High-Throughput Approach Exploitation: Two-Dimensional Double-Metal Sulfide (M2S2) of Efficient Electrocatalysts for Oxygen Reduction Reaction in Fuel Cells

Abstract

A transition-metal sulfide (M2S2) nanolayer as a catalyst for the oxygen reduction reaction (ORR) has been investigated by the density functional theory (DFT) method to explore the underlying mechanisms of the elementary reaction steps for the ORR process. Both the O2 dissociation and O2 hydrogenation paths are probably possible in the ORR on the M2S2 surface. All of the possible intermediate reaction steps of the ORR are exothermic for O2 hydrogenation. This indicates that the four-electron reaction path (4e– ORR) process is the most favorable path, and it is preferred over the two-electron path (2e– ORR) process.
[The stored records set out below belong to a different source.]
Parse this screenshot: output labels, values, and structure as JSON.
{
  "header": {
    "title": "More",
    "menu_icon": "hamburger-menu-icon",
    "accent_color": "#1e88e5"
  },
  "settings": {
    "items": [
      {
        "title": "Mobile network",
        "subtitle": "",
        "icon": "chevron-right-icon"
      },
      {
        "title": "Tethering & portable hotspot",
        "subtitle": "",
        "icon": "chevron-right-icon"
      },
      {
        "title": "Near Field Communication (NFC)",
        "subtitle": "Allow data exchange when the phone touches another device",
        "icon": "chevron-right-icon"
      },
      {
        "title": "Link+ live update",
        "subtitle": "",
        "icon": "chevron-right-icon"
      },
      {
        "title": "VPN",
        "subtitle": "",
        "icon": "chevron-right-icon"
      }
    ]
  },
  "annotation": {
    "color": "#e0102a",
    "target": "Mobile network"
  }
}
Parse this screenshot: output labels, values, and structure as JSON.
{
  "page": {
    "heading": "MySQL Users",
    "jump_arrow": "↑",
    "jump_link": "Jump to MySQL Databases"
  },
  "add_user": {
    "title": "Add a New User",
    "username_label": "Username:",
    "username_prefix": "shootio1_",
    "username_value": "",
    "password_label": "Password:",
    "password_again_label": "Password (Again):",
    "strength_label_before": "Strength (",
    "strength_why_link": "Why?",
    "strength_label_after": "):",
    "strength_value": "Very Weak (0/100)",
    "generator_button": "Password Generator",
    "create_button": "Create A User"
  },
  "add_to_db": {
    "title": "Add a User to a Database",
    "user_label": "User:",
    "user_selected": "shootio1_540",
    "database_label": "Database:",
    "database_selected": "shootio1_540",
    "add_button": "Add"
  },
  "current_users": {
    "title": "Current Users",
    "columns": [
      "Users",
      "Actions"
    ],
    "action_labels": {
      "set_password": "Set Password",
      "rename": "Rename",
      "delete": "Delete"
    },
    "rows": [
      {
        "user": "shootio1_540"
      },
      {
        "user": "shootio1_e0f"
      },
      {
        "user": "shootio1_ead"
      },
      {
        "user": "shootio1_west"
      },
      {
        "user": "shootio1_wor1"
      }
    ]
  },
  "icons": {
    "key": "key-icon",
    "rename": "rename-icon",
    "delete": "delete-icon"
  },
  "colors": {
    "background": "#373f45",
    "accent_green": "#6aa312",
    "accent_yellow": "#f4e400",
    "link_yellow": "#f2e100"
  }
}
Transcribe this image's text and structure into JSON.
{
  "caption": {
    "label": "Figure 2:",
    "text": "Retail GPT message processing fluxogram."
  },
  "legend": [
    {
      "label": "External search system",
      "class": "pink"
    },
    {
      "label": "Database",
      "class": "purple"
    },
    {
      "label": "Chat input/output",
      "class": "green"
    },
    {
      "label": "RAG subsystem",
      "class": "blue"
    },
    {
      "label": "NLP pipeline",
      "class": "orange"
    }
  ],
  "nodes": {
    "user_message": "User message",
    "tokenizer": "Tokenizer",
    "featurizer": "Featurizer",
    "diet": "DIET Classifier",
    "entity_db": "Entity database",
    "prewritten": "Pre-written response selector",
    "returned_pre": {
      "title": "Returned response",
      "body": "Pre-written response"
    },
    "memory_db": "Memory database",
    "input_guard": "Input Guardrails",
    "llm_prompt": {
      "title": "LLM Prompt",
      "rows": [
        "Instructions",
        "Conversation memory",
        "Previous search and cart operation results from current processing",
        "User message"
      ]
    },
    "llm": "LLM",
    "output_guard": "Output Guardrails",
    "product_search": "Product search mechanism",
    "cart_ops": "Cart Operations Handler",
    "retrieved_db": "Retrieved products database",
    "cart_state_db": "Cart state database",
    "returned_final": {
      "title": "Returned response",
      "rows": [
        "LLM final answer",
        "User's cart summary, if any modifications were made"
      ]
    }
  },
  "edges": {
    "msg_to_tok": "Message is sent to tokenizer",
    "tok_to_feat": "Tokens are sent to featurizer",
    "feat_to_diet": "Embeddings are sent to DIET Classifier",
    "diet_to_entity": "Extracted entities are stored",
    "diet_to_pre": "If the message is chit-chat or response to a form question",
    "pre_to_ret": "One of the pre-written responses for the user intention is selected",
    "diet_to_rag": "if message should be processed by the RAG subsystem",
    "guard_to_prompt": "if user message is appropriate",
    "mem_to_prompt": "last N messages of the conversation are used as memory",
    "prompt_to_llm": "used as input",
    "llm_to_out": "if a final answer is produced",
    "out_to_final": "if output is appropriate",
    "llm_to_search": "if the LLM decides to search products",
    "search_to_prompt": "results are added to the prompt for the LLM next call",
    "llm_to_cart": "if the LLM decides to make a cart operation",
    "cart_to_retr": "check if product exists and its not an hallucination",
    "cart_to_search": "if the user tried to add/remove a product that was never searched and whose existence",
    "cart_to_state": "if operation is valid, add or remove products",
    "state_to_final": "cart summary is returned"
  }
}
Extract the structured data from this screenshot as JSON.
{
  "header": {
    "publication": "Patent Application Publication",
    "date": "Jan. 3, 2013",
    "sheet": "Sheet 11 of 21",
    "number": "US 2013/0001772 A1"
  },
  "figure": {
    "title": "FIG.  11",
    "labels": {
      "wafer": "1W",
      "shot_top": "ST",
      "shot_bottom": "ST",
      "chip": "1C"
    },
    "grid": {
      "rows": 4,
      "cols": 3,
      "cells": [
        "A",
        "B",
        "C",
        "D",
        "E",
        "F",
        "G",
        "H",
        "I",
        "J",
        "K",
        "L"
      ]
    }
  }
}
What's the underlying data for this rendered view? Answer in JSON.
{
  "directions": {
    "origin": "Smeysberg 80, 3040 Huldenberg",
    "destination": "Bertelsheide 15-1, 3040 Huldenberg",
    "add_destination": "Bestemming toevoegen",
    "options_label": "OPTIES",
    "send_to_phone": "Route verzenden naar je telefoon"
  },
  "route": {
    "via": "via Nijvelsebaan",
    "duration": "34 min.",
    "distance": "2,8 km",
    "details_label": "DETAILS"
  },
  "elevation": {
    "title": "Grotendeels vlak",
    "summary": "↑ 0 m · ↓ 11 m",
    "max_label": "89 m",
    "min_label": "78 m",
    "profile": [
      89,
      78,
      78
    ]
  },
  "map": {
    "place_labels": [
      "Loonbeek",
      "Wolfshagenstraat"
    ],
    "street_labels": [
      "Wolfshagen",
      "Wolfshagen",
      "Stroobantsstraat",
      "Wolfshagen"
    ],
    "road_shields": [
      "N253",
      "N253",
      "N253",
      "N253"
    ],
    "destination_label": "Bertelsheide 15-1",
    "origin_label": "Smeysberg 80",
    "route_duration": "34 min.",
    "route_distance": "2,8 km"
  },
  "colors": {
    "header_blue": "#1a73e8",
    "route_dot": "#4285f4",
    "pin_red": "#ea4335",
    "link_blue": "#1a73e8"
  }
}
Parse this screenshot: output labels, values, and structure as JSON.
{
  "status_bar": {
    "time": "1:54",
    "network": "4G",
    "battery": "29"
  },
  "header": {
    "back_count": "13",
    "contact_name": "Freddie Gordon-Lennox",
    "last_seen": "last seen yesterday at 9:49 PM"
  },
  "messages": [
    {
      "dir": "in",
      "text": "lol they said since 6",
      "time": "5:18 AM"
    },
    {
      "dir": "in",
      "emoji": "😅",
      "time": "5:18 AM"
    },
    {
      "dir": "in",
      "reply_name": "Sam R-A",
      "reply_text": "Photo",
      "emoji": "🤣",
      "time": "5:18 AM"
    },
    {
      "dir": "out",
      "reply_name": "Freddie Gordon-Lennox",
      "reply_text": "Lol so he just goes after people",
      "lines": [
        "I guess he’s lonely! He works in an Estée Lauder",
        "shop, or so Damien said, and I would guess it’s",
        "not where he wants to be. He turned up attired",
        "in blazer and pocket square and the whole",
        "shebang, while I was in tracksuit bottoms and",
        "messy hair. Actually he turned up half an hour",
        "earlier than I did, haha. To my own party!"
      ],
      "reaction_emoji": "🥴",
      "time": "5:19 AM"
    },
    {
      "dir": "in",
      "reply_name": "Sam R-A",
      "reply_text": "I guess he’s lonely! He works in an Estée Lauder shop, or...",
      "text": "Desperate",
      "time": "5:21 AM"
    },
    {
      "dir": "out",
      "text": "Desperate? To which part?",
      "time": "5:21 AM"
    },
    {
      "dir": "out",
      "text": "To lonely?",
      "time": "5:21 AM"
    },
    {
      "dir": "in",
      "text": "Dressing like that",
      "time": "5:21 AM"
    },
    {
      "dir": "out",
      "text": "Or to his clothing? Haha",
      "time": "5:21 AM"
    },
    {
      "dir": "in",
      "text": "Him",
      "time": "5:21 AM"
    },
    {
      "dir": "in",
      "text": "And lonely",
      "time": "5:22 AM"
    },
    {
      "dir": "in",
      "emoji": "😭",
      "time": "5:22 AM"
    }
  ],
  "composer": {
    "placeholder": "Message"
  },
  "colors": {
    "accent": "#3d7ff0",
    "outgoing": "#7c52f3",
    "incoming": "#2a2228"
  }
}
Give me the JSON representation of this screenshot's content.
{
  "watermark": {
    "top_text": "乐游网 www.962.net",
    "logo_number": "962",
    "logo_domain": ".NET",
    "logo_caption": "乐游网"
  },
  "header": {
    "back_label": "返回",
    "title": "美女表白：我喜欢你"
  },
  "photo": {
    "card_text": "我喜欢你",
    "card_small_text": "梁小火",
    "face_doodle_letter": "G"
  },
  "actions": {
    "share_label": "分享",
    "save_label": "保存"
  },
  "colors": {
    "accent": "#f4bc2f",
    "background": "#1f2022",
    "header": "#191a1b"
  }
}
The changes in the reaction free energy diagrams were determined, and these diagrams showed that oxygen hydrogenation (OOH) is the rate-determining step. Meanwhile, different working potentials for our studied catalysts were also considered, and we observed that the double-transition-metal sulfide catalysts are energetically favorable (exothermic) catalysts via a 4e transfer mechanism of the ORR processes. According to the formation energies of the ORR intermediates (*O, *OH, *OOH) and the scaling relations between them on different slabs, the volcano plot for the overpotential of the catalyst is also an important index of the catalytic activities, and we found that a smaller overpotential is appropriate to determine better catalytic activities for the ORR process.